My question is, can we scrape 2 websites and use both of those for 1 chat agent, what is the limit of using the scraped websites (2 or more) as a KB for the chat agent
what is the limitation of scraping the website, and what is the cost of it.
I know it depends upon the size of the website, isn’t there some sort of limitation we have
If I am putting it in an example, like I have 2 websites from 1 organisation, 1 website related to finance and one related to hr.
So in a business aspect, if we are using it internally, the finance users should only get the information from the finance website, they should not be able to get the info about the hr or hr website.
So basically are we able to create a wall / boundary between the crawled websites within 1 agent
And also what is the cost for scraping, I understand it depends upon the website but a standard price would be there right
Hi @Irene_Sibi,
To my understanding, there would not be an issue scraping 2 websites; however I don’t believe the agents currently have a built in function that can create a barrier between the digested information for specific users.
Instead, I would suggest setting up separate Spaces, one for each department and have then having one crawler for each so that it only has access to the proper information.
In terms of web scraper pricing; there is little documentation that clearly outlines that, it may have more to do with the storage of the information your scraping but you can review the attached documentation for additional information that’s available.
Hi @Irene_Sibi great questions. Let me try to address them all:
Can we scrape 2 websites and use both of those for 1 chat agent?
Yes. You can use the web crawler integration.
What is the limit of using the scraped websites (2 or more) as a KB for the chat agent what is the limitation of scraping the website
The limits are documented in the docs above. In Quick you have three ways to browse the web:
Through a UI agent in Quick Automate or Quick Flows. This is agentic browsing and works great for searching for content on a page that you may not know where the information. e.g. Go to , find where x is, and tell me about the x. / Go to site fill out survey with information <x, y, z> and click submit.

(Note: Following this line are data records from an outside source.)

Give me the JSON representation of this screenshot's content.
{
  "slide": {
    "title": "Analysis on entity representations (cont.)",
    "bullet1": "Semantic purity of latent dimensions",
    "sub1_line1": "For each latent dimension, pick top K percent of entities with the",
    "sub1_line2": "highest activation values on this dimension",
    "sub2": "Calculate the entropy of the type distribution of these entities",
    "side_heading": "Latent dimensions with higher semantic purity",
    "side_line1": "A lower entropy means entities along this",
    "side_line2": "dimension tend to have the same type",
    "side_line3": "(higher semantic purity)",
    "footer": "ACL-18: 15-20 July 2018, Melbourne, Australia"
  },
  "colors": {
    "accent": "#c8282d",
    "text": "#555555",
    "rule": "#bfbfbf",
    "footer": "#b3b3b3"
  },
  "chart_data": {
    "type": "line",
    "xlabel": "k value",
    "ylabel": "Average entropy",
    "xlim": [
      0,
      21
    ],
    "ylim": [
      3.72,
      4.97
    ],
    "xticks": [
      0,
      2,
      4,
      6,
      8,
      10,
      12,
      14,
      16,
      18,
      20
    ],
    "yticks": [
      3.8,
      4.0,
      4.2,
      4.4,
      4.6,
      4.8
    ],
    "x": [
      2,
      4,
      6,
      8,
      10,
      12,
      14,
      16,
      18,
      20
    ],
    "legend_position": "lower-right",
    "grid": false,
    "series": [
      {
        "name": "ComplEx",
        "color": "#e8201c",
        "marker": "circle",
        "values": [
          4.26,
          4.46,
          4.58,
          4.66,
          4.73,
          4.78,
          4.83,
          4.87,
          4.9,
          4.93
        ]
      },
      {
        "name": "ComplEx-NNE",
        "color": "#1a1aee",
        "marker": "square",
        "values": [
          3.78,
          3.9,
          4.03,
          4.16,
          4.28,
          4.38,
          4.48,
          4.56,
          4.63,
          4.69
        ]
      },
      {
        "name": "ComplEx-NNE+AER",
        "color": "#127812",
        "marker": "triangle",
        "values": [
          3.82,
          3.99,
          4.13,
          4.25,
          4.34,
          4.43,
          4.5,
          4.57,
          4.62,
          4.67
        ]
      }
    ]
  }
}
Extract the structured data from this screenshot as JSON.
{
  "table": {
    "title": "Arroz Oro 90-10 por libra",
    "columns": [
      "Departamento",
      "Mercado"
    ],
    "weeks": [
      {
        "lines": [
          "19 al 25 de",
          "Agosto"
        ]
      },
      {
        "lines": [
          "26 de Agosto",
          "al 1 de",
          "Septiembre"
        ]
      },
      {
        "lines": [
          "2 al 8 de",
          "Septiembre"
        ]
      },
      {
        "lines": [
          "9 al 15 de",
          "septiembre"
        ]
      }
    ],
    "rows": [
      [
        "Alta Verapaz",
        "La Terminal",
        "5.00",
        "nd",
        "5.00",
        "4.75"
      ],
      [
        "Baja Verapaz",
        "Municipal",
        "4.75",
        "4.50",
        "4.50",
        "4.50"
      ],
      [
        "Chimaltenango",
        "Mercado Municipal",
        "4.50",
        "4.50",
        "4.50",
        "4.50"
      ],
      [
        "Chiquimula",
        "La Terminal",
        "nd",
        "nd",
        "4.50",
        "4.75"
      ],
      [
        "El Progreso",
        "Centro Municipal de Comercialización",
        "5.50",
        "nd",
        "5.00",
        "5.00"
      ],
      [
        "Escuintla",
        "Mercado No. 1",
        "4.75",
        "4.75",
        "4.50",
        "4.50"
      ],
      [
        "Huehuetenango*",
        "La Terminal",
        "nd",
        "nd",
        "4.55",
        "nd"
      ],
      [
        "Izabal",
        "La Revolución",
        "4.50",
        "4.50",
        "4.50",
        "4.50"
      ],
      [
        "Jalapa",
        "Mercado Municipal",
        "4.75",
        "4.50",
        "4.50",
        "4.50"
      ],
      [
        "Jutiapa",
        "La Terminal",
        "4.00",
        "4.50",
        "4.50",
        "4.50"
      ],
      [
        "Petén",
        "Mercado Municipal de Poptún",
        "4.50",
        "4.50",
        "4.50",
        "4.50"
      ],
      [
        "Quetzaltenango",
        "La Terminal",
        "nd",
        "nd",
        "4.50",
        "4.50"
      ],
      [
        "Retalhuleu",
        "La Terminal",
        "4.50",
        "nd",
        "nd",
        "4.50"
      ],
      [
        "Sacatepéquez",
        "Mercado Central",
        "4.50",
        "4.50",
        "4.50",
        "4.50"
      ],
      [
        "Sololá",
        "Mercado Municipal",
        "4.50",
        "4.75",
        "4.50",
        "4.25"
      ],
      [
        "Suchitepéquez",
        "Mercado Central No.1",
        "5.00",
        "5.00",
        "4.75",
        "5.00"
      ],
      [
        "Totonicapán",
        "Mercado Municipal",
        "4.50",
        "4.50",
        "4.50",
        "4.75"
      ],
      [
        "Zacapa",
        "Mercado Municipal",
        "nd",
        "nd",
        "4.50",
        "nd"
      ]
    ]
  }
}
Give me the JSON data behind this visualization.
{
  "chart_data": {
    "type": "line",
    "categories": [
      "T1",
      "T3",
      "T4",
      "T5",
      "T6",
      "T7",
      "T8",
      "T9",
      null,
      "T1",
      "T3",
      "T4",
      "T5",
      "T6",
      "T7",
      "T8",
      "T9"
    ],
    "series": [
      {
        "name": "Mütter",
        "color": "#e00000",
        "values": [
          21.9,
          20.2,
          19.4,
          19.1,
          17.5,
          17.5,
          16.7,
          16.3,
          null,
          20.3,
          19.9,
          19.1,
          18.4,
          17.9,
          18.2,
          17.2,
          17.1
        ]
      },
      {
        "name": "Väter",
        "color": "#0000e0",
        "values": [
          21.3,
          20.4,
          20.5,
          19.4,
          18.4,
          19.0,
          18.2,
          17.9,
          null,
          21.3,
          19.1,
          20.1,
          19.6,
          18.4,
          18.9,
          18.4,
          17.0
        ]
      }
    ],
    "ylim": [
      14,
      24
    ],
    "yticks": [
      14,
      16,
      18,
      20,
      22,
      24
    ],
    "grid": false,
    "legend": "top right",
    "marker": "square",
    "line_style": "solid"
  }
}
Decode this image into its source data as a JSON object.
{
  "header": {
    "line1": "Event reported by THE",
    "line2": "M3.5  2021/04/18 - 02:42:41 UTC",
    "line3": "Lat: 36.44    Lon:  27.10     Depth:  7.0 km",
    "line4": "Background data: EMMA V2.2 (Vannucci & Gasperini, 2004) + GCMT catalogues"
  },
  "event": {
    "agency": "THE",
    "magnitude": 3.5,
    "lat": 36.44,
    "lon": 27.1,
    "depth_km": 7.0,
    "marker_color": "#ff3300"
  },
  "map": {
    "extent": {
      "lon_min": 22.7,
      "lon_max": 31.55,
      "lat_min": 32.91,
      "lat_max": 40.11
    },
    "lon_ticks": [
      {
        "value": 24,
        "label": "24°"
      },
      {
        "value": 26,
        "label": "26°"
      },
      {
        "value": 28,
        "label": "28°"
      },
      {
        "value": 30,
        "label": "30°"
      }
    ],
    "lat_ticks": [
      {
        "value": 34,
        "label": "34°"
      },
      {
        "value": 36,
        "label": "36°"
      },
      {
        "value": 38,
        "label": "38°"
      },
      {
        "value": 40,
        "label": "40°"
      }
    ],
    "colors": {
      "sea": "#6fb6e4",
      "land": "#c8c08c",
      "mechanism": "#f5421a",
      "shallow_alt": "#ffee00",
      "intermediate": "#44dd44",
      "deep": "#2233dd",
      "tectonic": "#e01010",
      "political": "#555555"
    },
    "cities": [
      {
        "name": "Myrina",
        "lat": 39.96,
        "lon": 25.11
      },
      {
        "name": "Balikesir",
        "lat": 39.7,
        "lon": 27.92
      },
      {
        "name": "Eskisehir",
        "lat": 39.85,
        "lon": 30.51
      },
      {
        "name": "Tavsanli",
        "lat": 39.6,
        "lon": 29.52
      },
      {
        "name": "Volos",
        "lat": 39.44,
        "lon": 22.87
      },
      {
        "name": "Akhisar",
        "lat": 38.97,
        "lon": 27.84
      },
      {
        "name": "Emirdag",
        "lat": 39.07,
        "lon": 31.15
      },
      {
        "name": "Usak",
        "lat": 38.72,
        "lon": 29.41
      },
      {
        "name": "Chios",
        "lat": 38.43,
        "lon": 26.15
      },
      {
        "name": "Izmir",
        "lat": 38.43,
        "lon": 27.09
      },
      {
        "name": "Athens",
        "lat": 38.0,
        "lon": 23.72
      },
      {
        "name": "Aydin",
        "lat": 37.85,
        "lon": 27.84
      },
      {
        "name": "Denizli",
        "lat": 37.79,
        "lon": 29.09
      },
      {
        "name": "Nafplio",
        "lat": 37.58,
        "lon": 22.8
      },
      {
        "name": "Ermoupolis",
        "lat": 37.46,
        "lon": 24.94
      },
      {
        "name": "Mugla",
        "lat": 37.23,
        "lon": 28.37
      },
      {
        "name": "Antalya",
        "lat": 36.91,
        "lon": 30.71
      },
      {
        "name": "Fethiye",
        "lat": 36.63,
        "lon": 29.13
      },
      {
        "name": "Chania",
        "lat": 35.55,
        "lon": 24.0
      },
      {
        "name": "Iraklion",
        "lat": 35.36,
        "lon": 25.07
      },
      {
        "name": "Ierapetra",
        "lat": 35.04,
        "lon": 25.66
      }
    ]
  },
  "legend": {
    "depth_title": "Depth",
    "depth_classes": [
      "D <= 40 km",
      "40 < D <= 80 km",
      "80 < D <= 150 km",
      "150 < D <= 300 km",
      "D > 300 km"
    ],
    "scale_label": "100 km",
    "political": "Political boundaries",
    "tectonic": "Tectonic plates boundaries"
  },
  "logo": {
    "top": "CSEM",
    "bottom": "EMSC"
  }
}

Through the web search capabilities built into the service. This is simple to use and is great for live / shallow research.
Through a web crawler integration. This will index the entire page and save the context for vectorized search in the Quick Index. This is great if you are doing offline analysis, utilizing it in Quick research, etc.
All three above have limitations based on several factors like:
robots.txt (can you visit this page as a bot and are you restricted form doing so)
ethical reason e.g. does this violate the sites terms of service or are you deliberately steeling IP
CDN’s like CloudFlare / Akamai often block bots from accessing the site. You will often run into reCAPTCHA’s and other mechanisms that prevent you from crawling the data.
authentication - Is the site behind a login, does it require MFA. With web search you will not be able to login. With UI Agent / web crawler you can access some sites behind an authentication, however, you should be cautious as to how you provide the user / pass. MFA (AFAIK) does not work.
What is the cost of it.
UI agent its based on agent hours
Web search comes with your subscription for free
Web crawler (integration) is based on index pricing. This is extracted text costs.
In a business aspect, if we are using it internally, the finance users should only get the information from the finance website, they should not be able to get the info about the hr or hr website.
If you truly need separation of concerns, you can create a couple of knowledge bases that are centric to the topic. This is a best practice and helps narrow down agent searches. You can still give the finance team and HR team access to the same agent, but they would have access to a space with knowledge bases for HR / Finance. Each knowledge base will have it’s own permission. So if the agent will not search across permission boundaries.
Here’s a good experiment to try:
Try indexing these pages:
Then ask your questions in chat with the knowledge base selected. You can then formulate a cost analysis based on the available data. Also FYI, Quick has an internal knowledge base that has that data available, I’m proposing as an experiment.
Hi @Jedl First query,
As You said to create a barriers, You can use separate knowledge bases instead one 1. But will that affect the cost ? Even if we do it under 1, we should be able to customise it right.
And also in the three options You have mentioned,
I am going with web crawler because my plan is to deploy it as an agent.
But thanks for the experiment idea.
Just to also confirm, I was told that the scraped knowledge is stored internally in Amazon Q. Is it stored in vector format ?
And do we have access to move the vectorised data into a new space that we specifically create to store it.
And for example if we are scraping and then if it does have a login, how can we scrape the details from that.
And I haven’t tried it yet, but with the experiment I did, I used the scraping depth as 1. And I don’t know maybe because of that, it is scraping everything good, but does not scrape the content inside a specific pdf. It returns the pdf. But if we want it to scrape the content of that pdf too, will it do it if I increase the depth ?
And also I have a doubt regarding incremental sync. So in quick suite, we do have daily/ monthly incremental sync. Suppose if we do daily sync, and say for example it sync daily like 10:30 am .
Suppose, u synced on Monday 10:30 am and on that day maybe like 12 noon or something, update happened, and say for example, some of the links changed. Before Tuesday 10:30 comes, if a person just asks the agent for that link, it will deliver the old link right. How will we solve that gap.